My work probes the ‘footprints of time’ within everyday life. Things which happen or exist in the places where I walk, the people I meet, the echoes of my senses — I wish to make my works using many different coloured threads, tracing the lines of my memories.
Sayaka Akiyama
ALUKU (walking) began in 1998 at the Kyoto Junior College of Art and Design when Akiyama, who was a student at the time, attached a “Human Manpokei” (Human Walk Recorder) to her body — a piece of paper and thread that recorded the rhythm of a walk she made of six rounds of the college grounds.
Since then Akiyama has traced her “footprints in time” in Sagamiono, Kyoto, Stockholm, New York, Monflanquin, in the Gascogne region of south west France, Geneva and now, in Barrow-in-Furness.
Her finished works, a record of her day-to-day movements stitched in various coloured threads on paper maps, document how she establishes a life for herself in new places, both in Japan and abroad.
Akiyama’s work, writes Mika Kuraya, curator of The National Museum of Modern Art, Tokyo, “maintains the feeling and pace of a solitary human being walking as well as the rhythm of a human hand tracing the path with a needle at a similar leisurely pace.”

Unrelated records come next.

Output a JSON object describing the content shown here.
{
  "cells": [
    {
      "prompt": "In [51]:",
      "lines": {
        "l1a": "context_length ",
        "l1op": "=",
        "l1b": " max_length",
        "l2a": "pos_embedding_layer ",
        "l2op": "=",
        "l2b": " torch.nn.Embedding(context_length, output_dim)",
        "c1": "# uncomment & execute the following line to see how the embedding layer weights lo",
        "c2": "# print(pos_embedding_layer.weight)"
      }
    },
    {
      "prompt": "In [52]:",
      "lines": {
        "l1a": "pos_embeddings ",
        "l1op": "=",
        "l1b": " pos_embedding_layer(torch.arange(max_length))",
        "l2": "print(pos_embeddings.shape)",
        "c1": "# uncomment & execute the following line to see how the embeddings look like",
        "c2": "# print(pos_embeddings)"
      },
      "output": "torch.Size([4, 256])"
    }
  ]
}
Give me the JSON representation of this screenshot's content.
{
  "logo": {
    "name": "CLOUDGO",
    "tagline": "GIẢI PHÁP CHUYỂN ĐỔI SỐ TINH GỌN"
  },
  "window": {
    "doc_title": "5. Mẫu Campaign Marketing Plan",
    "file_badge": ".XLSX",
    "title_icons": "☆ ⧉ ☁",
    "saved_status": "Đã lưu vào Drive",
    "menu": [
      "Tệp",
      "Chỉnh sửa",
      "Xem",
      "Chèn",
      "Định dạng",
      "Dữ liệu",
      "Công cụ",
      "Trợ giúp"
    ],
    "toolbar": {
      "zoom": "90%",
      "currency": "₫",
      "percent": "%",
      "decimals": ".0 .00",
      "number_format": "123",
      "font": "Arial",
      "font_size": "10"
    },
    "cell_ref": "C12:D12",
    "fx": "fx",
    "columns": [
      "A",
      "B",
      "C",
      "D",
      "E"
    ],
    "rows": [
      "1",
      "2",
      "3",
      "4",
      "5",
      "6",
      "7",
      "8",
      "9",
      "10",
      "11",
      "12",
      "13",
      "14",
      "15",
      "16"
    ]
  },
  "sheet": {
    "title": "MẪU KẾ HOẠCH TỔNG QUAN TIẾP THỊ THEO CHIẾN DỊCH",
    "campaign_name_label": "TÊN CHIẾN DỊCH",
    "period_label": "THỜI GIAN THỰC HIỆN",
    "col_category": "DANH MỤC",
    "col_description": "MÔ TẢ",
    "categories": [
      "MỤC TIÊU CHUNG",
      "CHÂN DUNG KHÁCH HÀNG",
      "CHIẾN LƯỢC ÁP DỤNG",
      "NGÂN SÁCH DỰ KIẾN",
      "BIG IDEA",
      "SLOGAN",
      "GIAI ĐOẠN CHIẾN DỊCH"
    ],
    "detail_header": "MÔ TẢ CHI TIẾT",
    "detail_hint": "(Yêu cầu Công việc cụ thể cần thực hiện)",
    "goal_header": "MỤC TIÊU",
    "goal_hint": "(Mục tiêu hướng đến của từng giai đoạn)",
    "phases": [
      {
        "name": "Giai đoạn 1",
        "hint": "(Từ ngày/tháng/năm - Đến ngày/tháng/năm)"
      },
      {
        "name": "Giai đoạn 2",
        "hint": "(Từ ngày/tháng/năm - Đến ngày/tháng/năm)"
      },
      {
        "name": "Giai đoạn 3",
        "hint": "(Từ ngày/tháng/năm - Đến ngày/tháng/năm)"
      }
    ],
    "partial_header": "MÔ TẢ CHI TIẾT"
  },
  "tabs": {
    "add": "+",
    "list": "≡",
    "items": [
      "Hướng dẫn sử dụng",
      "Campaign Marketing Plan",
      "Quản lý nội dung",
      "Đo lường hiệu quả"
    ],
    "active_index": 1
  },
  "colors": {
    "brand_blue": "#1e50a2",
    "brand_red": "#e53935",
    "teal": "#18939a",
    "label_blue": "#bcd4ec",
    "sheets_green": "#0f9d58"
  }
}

Sayaka Akiyama was born in Hyogo, Japan in 1971. She studied at Kyoto Junior College of Art and Design where she received a BFA in 1999, and Joshibi University of Art and Design, Kanagawa where she received an MFA in 2000. Akiyama’s work has been shown in numerous museums and galleries in Japan, including The Ueno Royal Museum, Contemporary Art Factory and Sumida-ku, Fuji Television Gallery, Toyko, Joshibi Art Museum, Kanagawa, and Stella Hall, Osaka.